This is worse than a case of calling a glass "half-empty" when it is "half-full." This is like taking the glass and pouring it out.
Deirdre Bolton, an anchor for Bloomberg TV, appeared on CBS's January 9 "The Early Show" to report on a survey of economists Bloomberg conducted January 3-8 about whether or not a recession is in the immediate future of the U.S. economy.
"[W]ell, as you said the economy certainly is front and center," Bolton said. "And in fact in the latest survey of Bloomberg economists, economists putting the odds of developing a recession at about 40 percent. Jay Bryson - he's a global economist at Wachovia - he says we are skating on the edge of recession, but it's all going to come down to the consumer. Another economist that we spoke with said that consumers right now are really hanging on by their fingernails. And of course it's not really a surprise."
However, Bolton completely distorted the message of the survey - based on how Bloomberg's Web site reported it. An article by Shobhana Chandra and Alex Tanzi said the U.S. will escape recession, according to the economists in the survey.
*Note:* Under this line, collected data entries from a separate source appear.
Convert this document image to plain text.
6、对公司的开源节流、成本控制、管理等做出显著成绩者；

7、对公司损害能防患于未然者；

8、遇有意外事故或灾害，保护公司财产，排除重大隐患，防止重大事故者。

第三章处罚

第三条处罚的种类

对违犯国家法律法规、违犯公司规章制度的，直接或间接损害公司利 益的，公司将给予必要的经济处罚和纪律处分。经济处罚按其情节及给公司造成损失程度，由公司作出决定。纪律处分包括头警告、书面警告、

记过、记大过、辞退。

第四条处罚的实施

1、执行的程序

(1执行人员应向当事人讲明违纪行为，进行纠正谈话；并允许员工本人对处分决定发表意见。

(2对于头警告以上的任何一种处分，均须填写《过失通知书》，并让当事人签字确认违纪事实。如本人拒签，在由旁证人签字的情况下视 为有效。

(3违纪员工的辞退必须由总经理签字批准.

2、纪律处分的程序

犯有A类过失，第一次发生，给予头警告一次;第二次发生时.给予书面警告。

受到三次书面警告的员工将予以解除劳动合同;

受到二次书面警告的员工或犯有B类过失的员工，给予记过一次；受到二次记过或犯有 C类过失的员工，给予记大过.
"Economic growth will average 1.5 percent in the first six months of 2008, matching the fourth quarter's pace, according to the median estimate of 62 economists surveyed by Bloomberg News from Jan. 3 to Jan. 8," Chandra and Tanzi wrote. "The rate of expansion would be the weakest since the last nine months of 2001."
Bolton even made comparisons of the current economic climate to "when Jimmy Carter was president."
"We've had rising food, rising energy costs," Bolton said. "Also, the worst housing market in 27 years. So that, of course, was back when Jimmy Carter was president."
However, there is a long way to go before we can invoke the name of Jimmy Carter when making economic comparisons. Radio host Sean Hannity summed up the economy after Carter in his 2004 book "Let Freedom Ring":
"Jimmy Carter left office with the American economy sinking fast - soaring unemployment, double-digit inflation, double-digit interest rates, a contracting economy, and a sense that America's best days might be behind her."
Currently, inflation is at 4.3 percent and the interest rate for the benchmark 30-year fixed mortgage, according to Bankrate.com, is 6.14 percent. Those are just a fraction of what they were during the late 1970s.